Superman’s Pal, Jimmy Olsen has been a breath of fresh air in the Superman line, if not all of DC in general. Coming from the team of Matt Fraction and Steve Lieber, the book about what can be generously called a second-tier DC character has been a needed story of lighthearted humor and clear and simple art, in a time when the company has brought out more and more dark, ‘gritty’ comics. The comic wears its influences on its sleeve: in many ways, Superman’s Pal Jimmy Olsen reads like the lovechild of Hawkeye and Superior Foes of Spider-Man, and for obvious reasons.
Building from the Bendis-centric Event Leviathan, the comic has followed the misadventures of Jimmy Olsen, as he’s crossed the planet and met a wide variety of new supporting characters incognito, all trying to discover just who it was that tried to had him killed. Moreover, it fleshes out Jimmy’s backstory, giving the Olsen family a long history in Metropolis, making them the heroic counterparts, so to speak, to the Luthors. It’s been a hilarious and heartwarming series that ought to be a perennial on bookstore shelves.

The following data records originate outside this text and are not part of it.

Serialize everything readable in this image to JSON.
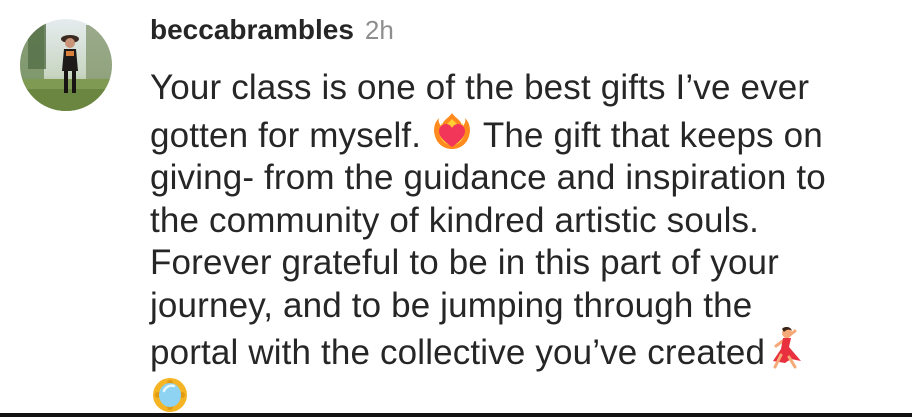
{
  "comment": {
    "username": "beccabrambles",
    "timestamp": "2h",
    "avatar_icon": "profile-photo-avatar",
    "lines": [
      "Your class is one of the best gifts I’ve ever",
      "gotten for myself.",
      "The gift that keeps on",
      "giving- from the guidance and inspiration to",
      "the community of kindred artistic souls.",
      "Forever grateful to be in this part of your",
      "journey, and to be jumping through the",
      "portal with the collective you’ve created"
    ],
    "emojis": [
      "heart-on-fire-icon",
      "dancer-icon",
      "mirror-icon"
    ]
  },
  "colors": {
    "text": "#262626",
    "secondary_text": "#8e8e8e",
    "background": "#ffffff",
    "divider": "#111111"
  }
}
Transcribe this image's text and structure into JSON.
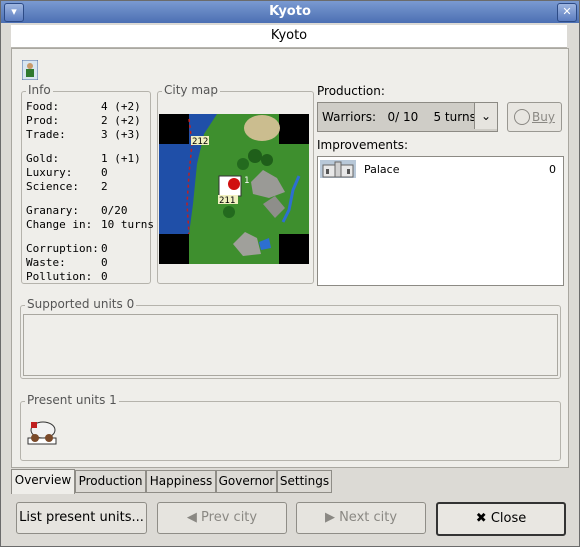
{
  "window": {
    "title": "Kyoto"
  },
  "header": {
    "city_name": "Kyoto"
  },
  "info": {
    "title": "Info",
    "rows": [
      {
        "label": "Food:",
        "value": "4 (+2)"
      },
      {
        "label": "Prod:",
        "value": "2 (+2)"
      },
      {
        "label": "Trade:",
        "value": "3 (+3)"
      },
      {
        "label": "Gold:",
        "value": "1 (+1)"
      },
      {
        "label": "Luxury:",
        "value": "0"
      },
      {
        "label": "Science:",
        "value": "2"
      },
      {
        "label": "Granary:",
        "value": "0/20"
      },
      {
        "label": "Change in:",
        "value": "10 turns"
      },
      {
        "label": "Corruption:",
        "value": "0"
      },
      {
        "label": "Waste:",
        "value": "0"
      },
      {
        "label": "Pollution:",
        "value": "0"
      }
    ]
  },
  "city_map": {
    "title": "City map",
    "tile_labels": {
      "north": "212",
      "center_side": "1",
      "center": "211"
    }
  },
  "production": {
    "label": "Production:",
    "current": "Warriors:   0/ 10    5 turns",
    "buy_label": "Buy"
  },
  "improvements": {
    "label": "Improvements:",
    "items": [
      {
        "name": "Palace",
        "upkeep": "0"
      }
    ]
  },
  "supported_units": {
    "title": "Supported units 0"
  },
  "present_units": {
    "title": "Present units 1"
  },
  "tabs": [
    {
      "label": "Overview"
    },
    {
      "label": "Production"
    },
    {
      "label": "Happiness"
    },
    {
      "label": "Governor"
    },
    {
      "label": "Settings"
    }
  ],
  "buttons": {
    "list_present": "List present units...",
    "prev_city": "Prev city",
    "next_city": "Next city",
    "close": "Close"
  },
  "colors": {
    "title_bar": "#5a7dc1",
    "grassland": "#3e8f2e",
    "ocean": "#1f4fa8"
  }
}
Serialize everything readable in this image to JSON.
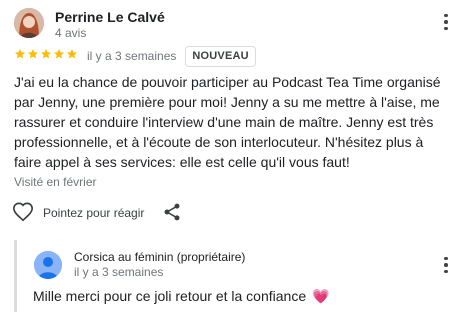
{
  "review": {
    "author": "Perrine Le Calvé",
    "author_meta": "4 avis",
    "rating": 5,
    "time_ago": "il y a 3 semaines",
    "badge": "NOUVEAU",
    "text": "J'ai eu la chance de pouvoir participer au Podcast Tea Time organisé par Jenny, une première pour moi! Jenny a su me mettre à l'aise, me rassurer et conduire l'interview d'une main de maître. Jenny est très professionnelle, et à l'écoute de son interlocuteur. N'hésitez plus à faire appel à ses services: elle est celle qu'il vous faut!",
    "visited": "Visité en février",
    "star_color": "#fbbc04",
    "icons": [
      "profile-photo",
      "more-options-icon",
      "star-icon",
      "heart-outline-icon",
      "share-icon"
    ]
  },
  "actions": {
    "react_label": "Pointez pour réagir"
  },
  "reply": {
    "author": "Corsica au féminin (propriétaire)",
    "time_ago": "il y a 3 semaines",
    "text": "Mille merci pour ce joli retour et la confiance",
    "emoji": "💗",
    "icons": [
      "person-avatar-icon",
      "more-options-icon"
    ]
  }
}
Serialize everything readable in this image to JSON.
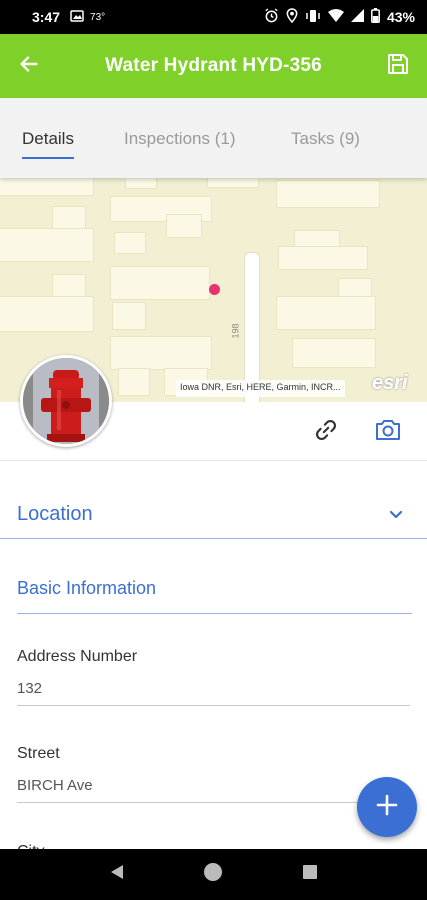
{
  "status_bar": {
    "time": "3:47",
    "temperature": "73°",
    "battery": "43%",
    "icons": [
      "photo-icon",
      "alarm-icon",
      "location-icon",
      "vibrate-icon",
      "wifi-icon",
      "signal-icon",
      "battery-icon"
    ]
  },
  "app_bar": {
    "title": "Water Hydrant HYD-356",
    "back_icon": "arrow-left-icon",
    "save_icon": "save-icon",
    "background_color": "#7fd12a"
  },
  "tabs": [
    {
      "label": "Details",
      "active": true
    },
    {
      "label": "Inspections (1)",
      "active": false
    },
    {
      "label": "Tasks (9)",
      "active": false
    }
  ],
  "map": {
    "attribution": "Iowa DNR, Esri, HERE, Garmin, INCR...",
    "logo": "esri",
    "road_label": "198",
    "pin_color": "#e8336f"
  },
  "actions": {
    "link_icon": "link-icon",
    "camera_icon": "camera-icon"
  },
  "sections": {
    "location": {
      "label": "Location",
      "icon": "chevron-down-icon"
    },
    "basic_information": {
      "label": "Basic Information"
    }
  },
  "fields": {
    "address_number": {
      "label": "Address Number",
      "value": "132"
    },
    "street": {
      "label": "Street",
      "value": "BIRCH Ave"
    },
    "city": {
      "label": "City"
    }
  },
  "fab": {
    "icon": "plus-icon"
  },
  "accent_color": "#3b6fd4"
}
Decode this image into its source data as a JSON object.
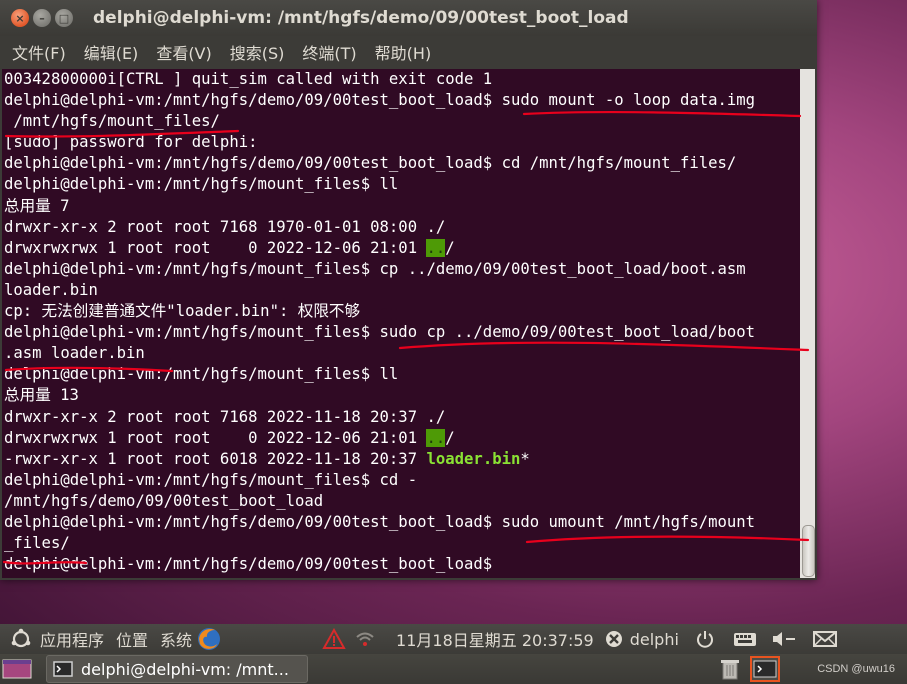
{
  "window": {
    "title": "delphi@delphi-vm: /mnt/hgfs/demo/09/00test_boot_load",
    "buttons": {
      "close": "×",
      "min": "–",
      "max": "□"
    }
  },
  "menubar": [
    "文件(F)",
    "编辑(E)",
    "查看(V)",
    "搜索(S)",
    "终端(T)",
    "帮助(H)"
  ],
  "terminal": {
    "background": "#300a24",
    "lines": [
      "00342800000i[CTRL ] quit_sim called with exit code 1",
      "delphi@delphi-vm:/mnt/hgfs/demo/09/00test_boot_load$ sudo mount -o loop data.img",
      " /mnt/hgfs/mount_files/",
      "[sudo] password for delphi:",
      "delphi@delphi-vm:/mnt/hgfs/demo/09/00test_boot_load$ cd /mnt/hgfs/mount_files/",
      "delphi@delphi-vm:/mnt/hgfs/mount_files$ ll",
      "总用量 7",
      "drwxr-xr-x 2 root root 7168 1970-01-01 08:00 ./",
      "drwxrwxrwx 1 root root    0 2022-12-06 21:01 ",
      "delphi@delphi-vm:/mnt/hgfs/mount_files$ cp ../demo/09/00test_boot_load/boot.asm",
      "loader.bin",
      "cp: 无法创建普通文件\"loader.bin\": 权限不够",
      "delphi@delphi-vm:/mnt/hgfs/mount_files$ sudo cp ../demo/09/00test_boot_load/boot",
      ".asm loader.bin",
      "delphi@delphi-vm:/mnt/hgfs/mount_files$ ll",
      "总用量 13",
      "drwxr-xr-x 2 root root 7168 2022-11-18 20:37 ./",
      "drwxrwxrwx 1 root root    0 2022-12-06 21:01 ",
      "-rwxr-xr-x 1 root root 6018 2022-11-18 20:37 ",
      "delphi@delphi-vm:/mnt/hgfs/mount_files$ cd -",
      "/mnt/hgfs/demo/09/00test_boot_load",
      "delphi@delphi-vm:/mnt/hgfs/demo/09/00test_boot_load$ sudo umount /mnt/hgfs/mount",
      "_files/",
      "delphi@delphi-vm:/mnt/hgfs/demo/09/00test_boot_load$ "
    ],
    "parent_dir": "..",
    "dir_suffix": "/",
    "exe_name": "loader.bin",
    "exe_suffix": "*",
    "cursor": " "
  },
  "panel_top": {
    "apps": "应用程序",
    "places": "位置",
    "system": "系统",
    "datetime": "11月18日星期五 20:37:59",
    "user": "delphi"
  },
  "panel_bottom": {
    "task_label": "delphi@delphi-vm: /mnt..."
  },
  "watermark": "CSDN @uwu16",
  "colors": {
    "annotation": "#e8001c",
    "exe": "#8ae234",
    "dir_bg": "#4e9a06"
  }
}
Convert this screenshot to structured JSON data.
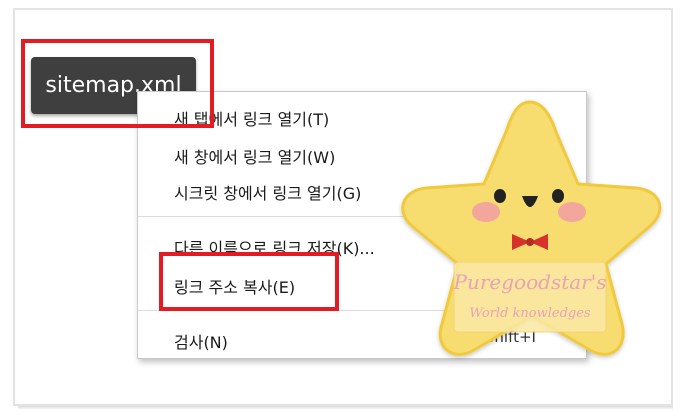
{
  "button": {
    "label": "sitemap.xml"
  },
  "menu": {
    "items": [
      {
        "label": "새 탭에서 링크 열기(T)"
      },
      {
        "label": "새 창에서 링크 열기(W)"
      },
      {
        "label": "시크릿 창에서 링크 열기(G)"
      },
      {
        "label": "다른 이름으로 링크 저장(K)..."
      },
      {
        "label": "링크 주소 복사(E)"
      },
      {
        "label": "검사(N)"
      }
    ],
    "inspect_shortcut": "Ctrl+Shift+I"
  },
  "watermark": {
    "line1": "Puregoodstar's",
    "line2": "World knowledges"
  },
  "colors": {
    "highlight": "#e31b23",
    "button_bg": "#3f3f3f",
    "star_fill": "#f7dc6f",
    "star_stroke": "#f0c93c"
  }
}
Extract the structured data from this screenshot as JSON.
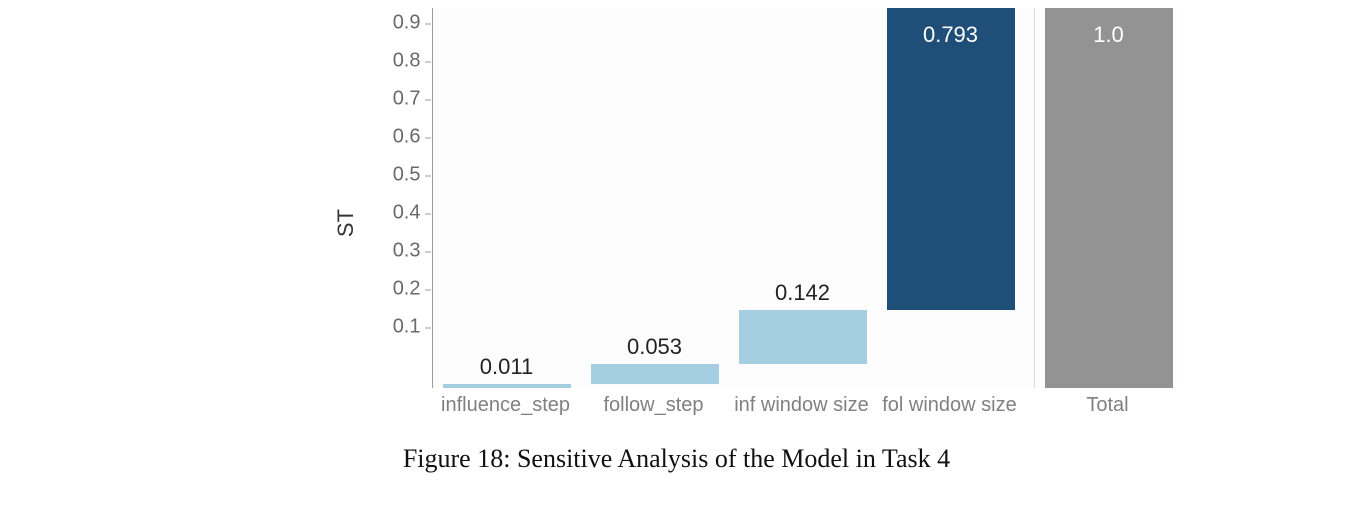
{
  "chart_data": {
    "type": "bar",
    "categories": [
      "influence_step",
      "follow_step",
      "inf window size",
      "fol window size",
      "Total"
    ],
    "values": [
      0.011,
      0.053,
      0.142,
      0.793,
      1.0
    ],
    "data_labels": [
      "0.011",
      "0.053",
      "0.142",
      "0.793",
      "1.0"
    ],
    "colors": [
      "#A6CEE3",
      "#A6CEE3",
      "#A6CEE3",
      "#1F4E79",
      "#939393"
    ],
    "is_waterfall": true,
    "ylabel": "ST",
    "xlabel": "",
    "title": "",
    "ylim": [
      0,
      1.0
    ],
    "y_ticks": [
      0.1,
      0.2,
      0.3,
      0.4,
      0.5,
      0.6,
      0.7,
      0.8,
      0.9
    ],
    "y_tick_labels": [
      "0.1",
      "0.2",
      "0.3",
      "0.4",
      "0.5",
      "0.6",
      "0.7",
      "0.8",
      "0.9"
    ]
  },
  "caption": "Figure 18: Sensitive Analysis of the Model in Task 4"
}
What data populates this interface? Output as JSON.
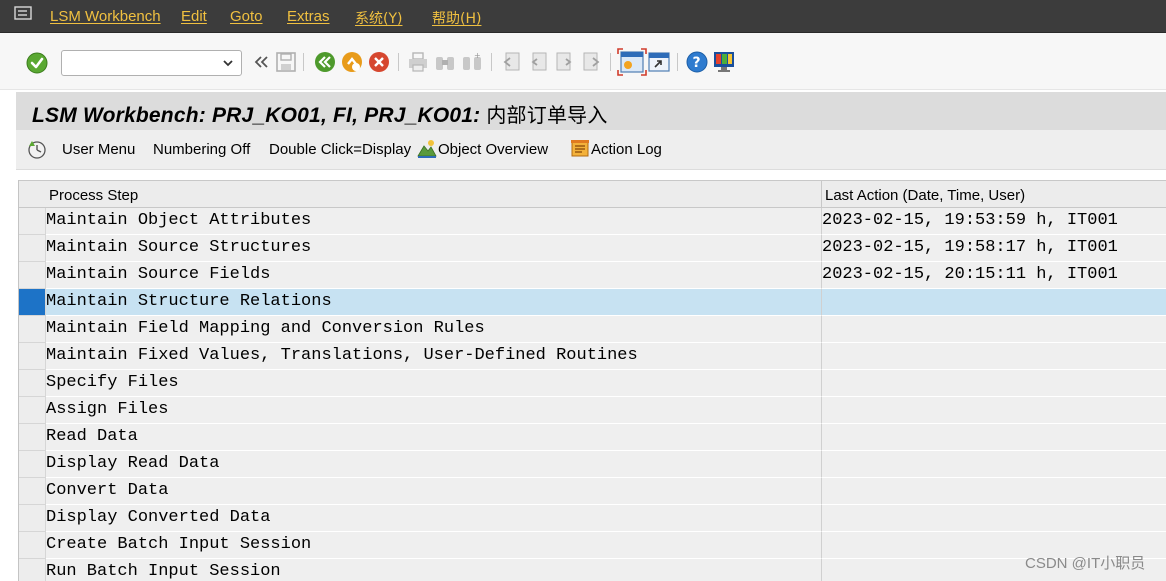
{
  "menubar": {
    "items": [
      "LSM Workbench",
      "Edit",
      "Goto",
      "Extras",
      "系统(Y)",
      "帮助(H)"
    ]
  },
  "toolbar": {
    "command_value": "",
    "icons": [
      "enter-icon",
      "back-icon",
      "save-icon",
      "back-green-icon",
      "exit-icon",
      "cancel-icon",
      "print-icon",
      "find-icon",
      "find-next-icon",
      "first-page-icon",
      "previous-page-icon",
      "next-page-icon",
      "last-page-icon",
      "create-session-icon",
      "shortcut-icon",
      "help-icon",
      "layout-icon"
    ]
  },
  "title": {
    "text": "LSM Workbench: PRJ_KO01, FI, PRJ_KO01: ",
    "text_cn": "内部订单导入"
  },
  "app_toolbar": {
    "user_menu": "User Menu",
    "numbering": "Numbering Off",
    "double_click": "Double Click=Display",
    "object_overview": "Object Overview",
    "action_log": "Action Log"
  },
  "table": {
    "headers": [
      "Process Step",
      "Last Action (Date, Time, User)"
    ],
    "rows": [
      {
        "step": "Maintain Object Attributes",
        "last": "2023-02-15, 19:53:59 h, IT001"
      },
      {
        "step": "Maintain Source Structures",
        "last": "2023-02-15, 19:58:17 h, IT001"
      },
      {
        "step": "Maintain Source Fields",
        "last": "2023-02-15, 20:15:11 h, IT001"
      },
      {
        "step": "Maintain Structure Relations",
        "last": ""
      },
      {
        "step": "Maintain Field Mapping and Conversion Rules",
        "last": ""
      },
      {
        "step": "Maintain Fixed Values, Translations, User-Defined Routines",
        "last": ""
      },
      {
        "step": "Specify Files",
        "last": ""
      },
      {
        "step": "Assign Files",
        "last": ""
      },
      {
        "step": "Read Data",
        "last": ""
      },
      {
        "step": "Display Read Data",
        "last": ""
      },
      {
        "step": "Convert Data",
        "last": ""
      },
      {
        "step": "Display Converted Data",
        "last": ""
      },
      {
        "step": "Create Batch Input Session",
        "last": ""
      },
      {
        "step": "Run Batch Input Session",
        "last": ""
      }
    ],
    "selected_index": 3
  },
  "watermark": "CSDN @IT小职员"
}
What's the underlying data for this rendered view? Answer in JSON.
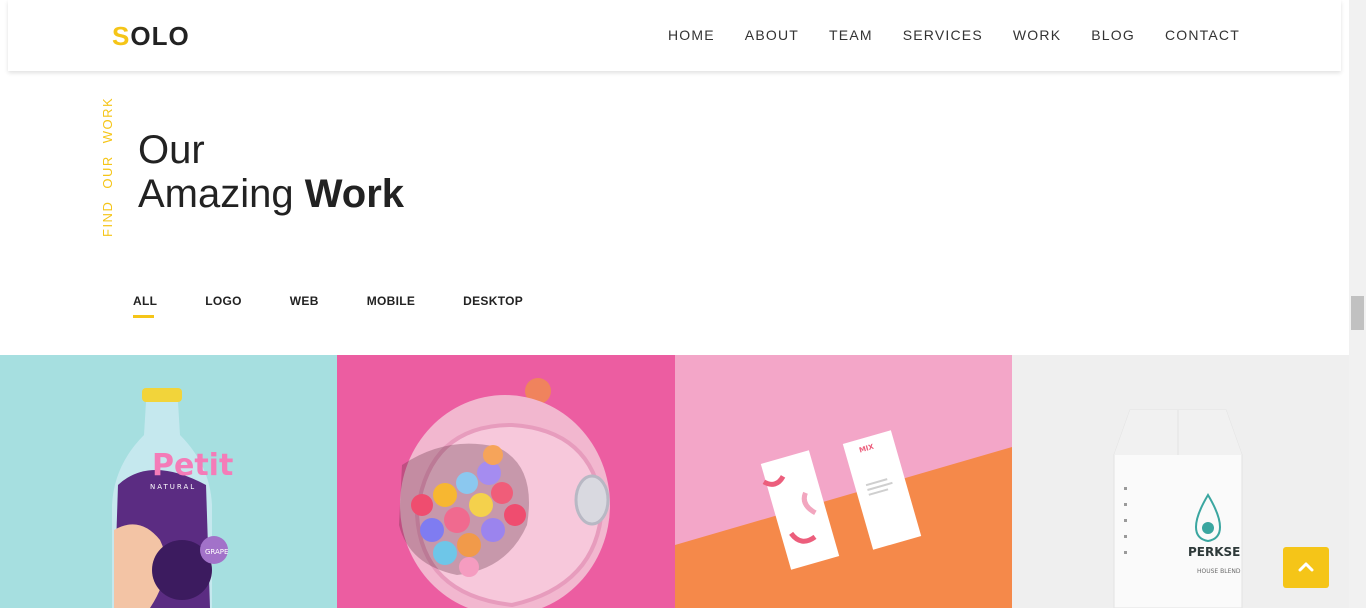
{
  "brand": {
    "logo_first": "S",
    "logo_rest": "OLO",
    "accent_color": "#f5c518"
  },
  "nav": {
    "items": [
      {
        "label": "HOME"
      },
      {
        "label": "ABOUT"
      },
      {
        "label": "TEAM"
      },
      {
        "label": "SERVICES"
      },
      {
        "label": "WORK"
      },
      {
        "label": "BLOG"
      },
      {
        "label": "CONTACT"
      }
    ]
  },
  "section": {
    "vertical_label": [
      "FIND",
      "OUR",
      "WORK"
    ],
    "title_line1": "Our",
    "title_line2_light": "Amazing",
    "title_line2_bold": "Work"
  },
  "filters": {
    "items": [
      {
        "label": "ALL",
        "active": true
      },
      {
        "label": "LOGO",
        "active": false
      },
      {
        "label": "WEB",
        "active": false
      },
      {
        "label": "MOBILE",
        "active": false
      },
      {
        "label": "DESKTOP",
        "active": false
      }
    ]
  },
  "gallery": {
    "tiles": [
      {
        "label_top": "Petit",
        "label_mid": "NATURAL",
        "badge": "GRAPE",
        "bg": "#a6dfe0"
      },
      {
        "bg": "#ec5da1"
      },
      {
        "card_text": "MIX",
        "bg": "#f3a6c8"
      },
      {
        "brand": "PERKSE",
        "sub": "HOUSE BLEND",
        "bg": "#efefef"
      }
    ]
  },
  "icons": {
    "back_to_top": "chevron-up-icon"
  }
}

(It also all but completely glosses over the reveal waaaaaay back in Action Comics that Jimmy has both slept with, and ghosted on, Talia al Ghul, which is a bummer.)
Issue #12 is a perfect ending to the series. Where the last issue was the grand finale of the little subplots, this one solves the grand mystery behind the entirety of the story, as well as solving the issues with the Daily Planet raised over in Action Comics. Jimmy finds himself with more responsibility, but remains, at his core, the same person: the joie d’vie, the same love of adventure and ability to find himself way over his head, but solve his problems without just relying on Clark.
Some words have to be spent on Steve Lieber’s art, and Nathan Fairbairn’s colors. The art relies on simple, uncomplicated linework, and coloring that looks almost washed out. It gives the impression of comics from an older era, the same era from which Jimmy Olsen was so popular. This can’t be a coincidence, as the same titles on the sides of many of the pages draw from the same era, too.
Honestly, it’s almost a shame that the series has to end here. Jimmy could easily support a longer-running ongoing from this team, and the supporting characters introduced in this run ought to be recurring in the greater Superman world. It’s easy to see, now, why Jimmy Olsen was so popular back in the day.